Sitting on my hands, poolside at Brixton Rec, legs dangled in water churned by lunchtime swimmers, I’m deaf to the cacophony all around. Too busy deliberating how best to spend what remains of a(nother) day without Leo. With no decision reached, I’m interrupted by the arrival of an old friend in the lane next to mine. He’s entirely oblivious to recent developments so I furnish him with the new fundamentals, i.e. Leo is among us, we are no longer us, I am moving out, and we’re raising Leo together – the word together taking on an altogether different dimension in this context. Situation taken on board, I hear what has now become the long drawn out (and now standard) reply. “Riiiiiiight.” Long pause. “How does that work, then?” Indeed…
How does this work? How am I even to define myself now? How to box it all up and label it so the world can unpack it? How to make an seemingly inexplicable situation just that bit more accessible? Am I a single parent now? Is that the slot I fit into? I suppose the answer must be yes, though clearly not in the traditional sense. Though on my own, I won’t be parenting alone in time-honoured and heroic fashion. Except I will be. But we’ll be taking shifts, as it were. When I have Leo I’ll be, to all intents and purposes, on my own. Confused? I am.
No, I’ll be co-parenting. So am I a single co-parent now? Or single part-time co-parent, even? I don’t like the part-time part, I’ll be clocking in and clocking out but I’ll always be a parent. But that’s as close as I can get, so that must be it. It hardly trips off the tongue and won’t be an easy sell, though it scores big on novelty value. I doubt I’ll meet many who can nod sagely and say ‘been there’, at least not this early (or prematurely) in the proceedings. Plenty more ‘that’s weird’s’ and ‘that’s unusuals’ and ‘riiiiiight…..’s to come.
No ready answer, then, but despite the conundrum I’m told I look ‘very free’. And there’s the paradox. My friend has not been alone in noting this, and indeed I do feel… free. Much has dropped away, the horrific tension of ‘our’ pregnancy – ours in the technical, official and appointment-at-the-hospital-keeping sense – has long since dissipated. A future once unseeable and unknowable is finally unlocking and all the fears held within have all but evaporated and I am left, despite the endless permutations of a myriad of new complexities, lighter.
I am liberated and focused, and with plenty to focus on. New. What seemed important before, is close to insignificant now. Money worries? Just money worries. Career stalling? What’s new? Sudden impulse to stab the boss? Just a bad day at the office. It’s already difficult to conceive of anything in my life that was of real importance before Leo.
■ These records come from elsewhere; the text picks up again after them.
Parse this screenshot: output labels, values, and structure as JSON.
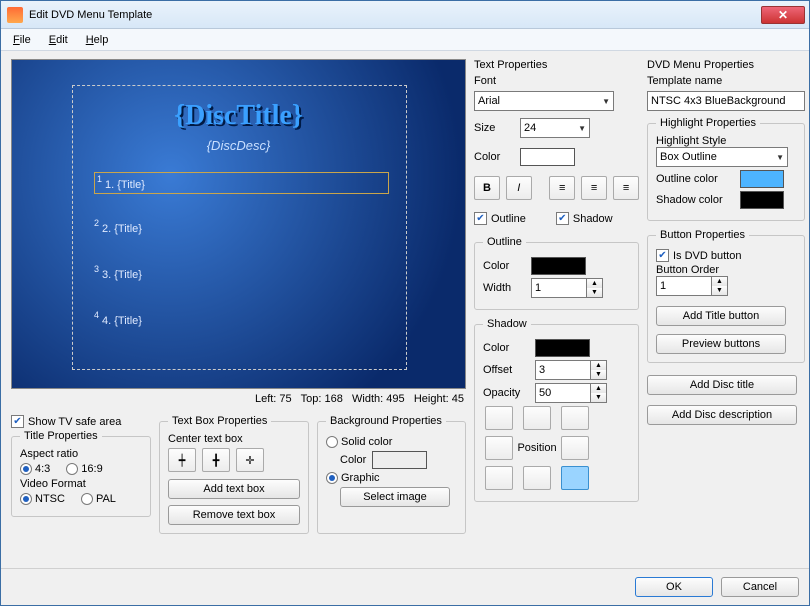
{
  "window": {
    "title": "Edit DVD Menu Template"
  },
  "menu": {
    "file": "File",
    "edit": "Edit",
    "help": "Help"
  },
  "preview": {
    "discTitle": "{DiscTitle}",
    "discDesc": "{DiscDesc}",
    "items": [
      "1. {Title}",
      "2. {Title}",
      "3. {Title}",
      "4. {Title}"
    ]
  },
  "status": {
    "left_lbl": "Left:",
    "left": "75",
    "top_lbl": "Top:",
    "top": "168",
    "width_lbl": "Width:",
    "width": "495",
    "height_lbl": "Height:",
    "height": "45"
  },
  "safe": {
    "label": "Show TV safe area",
    "checked": true
  },
  "titleProps": {
    "legend": "Title Properties",
    "aspect_lbl": "Aspect ratio",
    "aspect_43": "4:3",
    "aspect_169": "16:9",
    "videofmt_lbl": "Video Format",
    "ntsc": "NTSC",
    "pal": "PAL"
  },
  "textBox": {
    "legend": "Text Box Properties",
    "center_lbl": "Center text box",
    "add": "Add text box",
    "remove": "Remove text box"
  },
  "bgProps": {
    "legend": "Background Properties",
    "solid": "Solid color",
    "color_lbl": "Color",
    "graphic": "Graphic",
    "select": "Select image"
  },
  "textProps": {
    "heading": "Text Properties",
    "font_lbl": "Font",
    "font": "Arial",
    "size_lbl": "Size",
    "size": "24",
    "color_lbl": "Color",
    "outline_chk": "Outline",
    "shadow_chk": "Shadow",
    "outline": {
      "legend": "Outline",
      "color_lbl": "Color",
      "width_lbl": "Width",
      "width": "1"
    },
    "shadow": {
      "legend": "Shadow",
      "color_lbl": "Color",
      "offset_lbl": "Offset",
      "offset": "3",
      "opacity_lbl": "Opacity",
      "opacity": "50",
      "position_lbl": "Position"
    }
  },
  "dvdProps": {
    "heading": "DVD Menu Properties",
    "template_lbl": "Template name",
    "template": "NTSC 4x3 BlueBackground"
  },
  "highlight": {
    "legend": "Highlight Properties",
    "style_lbl": "Highlight Style",
    "style": "Box Outline",
    "outline_lbl": "Outline color",
    "shadow_lbl": "Shadow color"
  },
  "buttonProps": {
    "legend": "Button Properties",
    "isdvd": "Is DVD button",
    "order_lbl": "Button Order",
    "order": "1",
    "addTitle": "Add Title button",
    "preview": "Preview buttons"
  },
  "disc": {
    "addTitle": "Add Disc title",
    "addDesc": "Add Disc description"
  },
  "footer": {
    "ok": "OK",
    "cancel": "Cancel"
  }
}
True freedom comes when you’re no longer the star at the centre of your own little planetary system. Once that place is taken by a child your worries are over, because now they radiate from the centre and you’re in orbit around them. And of course those worries are only just beginning, but they won’t paralyse you or leave you staring at the ceiling at 3am like the old before-baby worries. They’re obstacles now, solid impediments to be negotiated and dealt with. And they will be.
Goodbyes and promises of coffee dates exchanged, my friend pushes off from the wall and surges back down the fast lane with a confident front crawl, secure in his path as the water seethes in his wake. I stay moored to the pool’s edge for a moment longer and glance at the clock. There’s no rush to be back. This is the part of the part-time part I don’t like. I let the water smooth itself over and slip back into the slow lane for a few more steady lengths of less than technically perfect breaststroke. Never was much of a swimmer.